6. This curriculum was a new addition to the Civil Rights unit from the previous year. A ninth-grade English teacher at Palm High School had taught a unit on the Holocaust using materials from Facing History and Ourselves, and she informed Mr. Garcia of this upcoming workshop. Mr. Garcia spoke with the principal, who agreed to pay the registration fee and hire substitute teachers so their PLC could attend the workshop.

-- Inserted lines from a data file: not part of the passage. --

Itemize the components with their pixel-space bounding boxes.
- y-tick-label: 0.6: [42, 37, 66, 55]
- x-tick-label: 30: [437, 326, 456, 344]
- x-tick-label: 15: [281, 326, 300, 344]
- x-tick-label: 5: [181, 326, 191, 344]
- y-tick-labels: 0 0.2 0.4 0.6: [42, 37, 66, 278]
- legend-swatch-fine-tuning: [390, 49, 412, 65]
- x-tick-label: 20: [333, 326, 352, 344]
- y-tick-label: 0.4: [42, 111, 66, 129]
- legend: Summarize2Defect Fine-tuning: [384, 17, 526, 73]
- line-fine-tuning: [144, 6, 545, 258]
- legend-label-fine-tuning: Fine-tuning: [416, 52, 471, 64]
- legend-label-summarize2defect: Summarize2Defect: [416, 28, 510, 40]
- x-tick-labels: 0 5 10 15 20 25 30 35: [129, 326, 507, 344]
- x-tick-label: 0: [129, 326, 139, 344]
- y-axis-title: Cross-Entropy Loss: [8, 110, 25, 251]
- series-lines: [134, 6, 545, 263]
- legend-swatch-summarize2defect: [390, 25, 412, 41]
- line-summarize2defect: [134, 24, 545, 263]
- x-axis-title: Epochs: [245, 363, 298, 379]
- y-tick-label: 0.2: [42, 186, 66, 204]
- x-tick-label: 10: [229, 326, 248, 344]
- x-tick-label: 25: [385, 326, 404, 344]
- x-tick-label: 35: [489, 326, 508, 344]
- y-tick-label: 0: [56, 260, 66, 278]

As a result of attending the workshop the Choices in Little Rock unit became a new component of the Civil Rights unit, as well as the Mead quotation and the final unit essay.

7. Claudette Colvin was 15 years old when she was arrested for refusing to give up her seat to a White woman on a bus in Montgomery, Alabama, on March 2, 1955, nine months before Rosa Parks was arrested for doing the same thing. Although the incident was reported in a few local papers, it did not gain the notoriety of Parks’s arrest. Parks was active in the Civil Rights Movement and was secretary of the Montgomery chapter of the National Association for the Advancement of Colored People (NAACP) when she refused to give up her seat to a White passenger on December 1, 1955. Unlike Claudette Colvin, a teenager, Parks was a prominent member of the African American community, and the NAACP believed she was the best person to be the face of the court challenge to the city ordinance segregating buses in Montgomery.

8. On April 12, 2015, Freddie Gray, an African American, was arrested by Baltimore police for allegedly possessing an illegal knife. He suffered injuries to his spinal cord while being transported in a police van and was taken to a trauma center where he remained in a coma until his death on April 19, 2015. His death was followed by protests and violence in downtown Baltimore, which intensified after his funeral on April 27, 2015.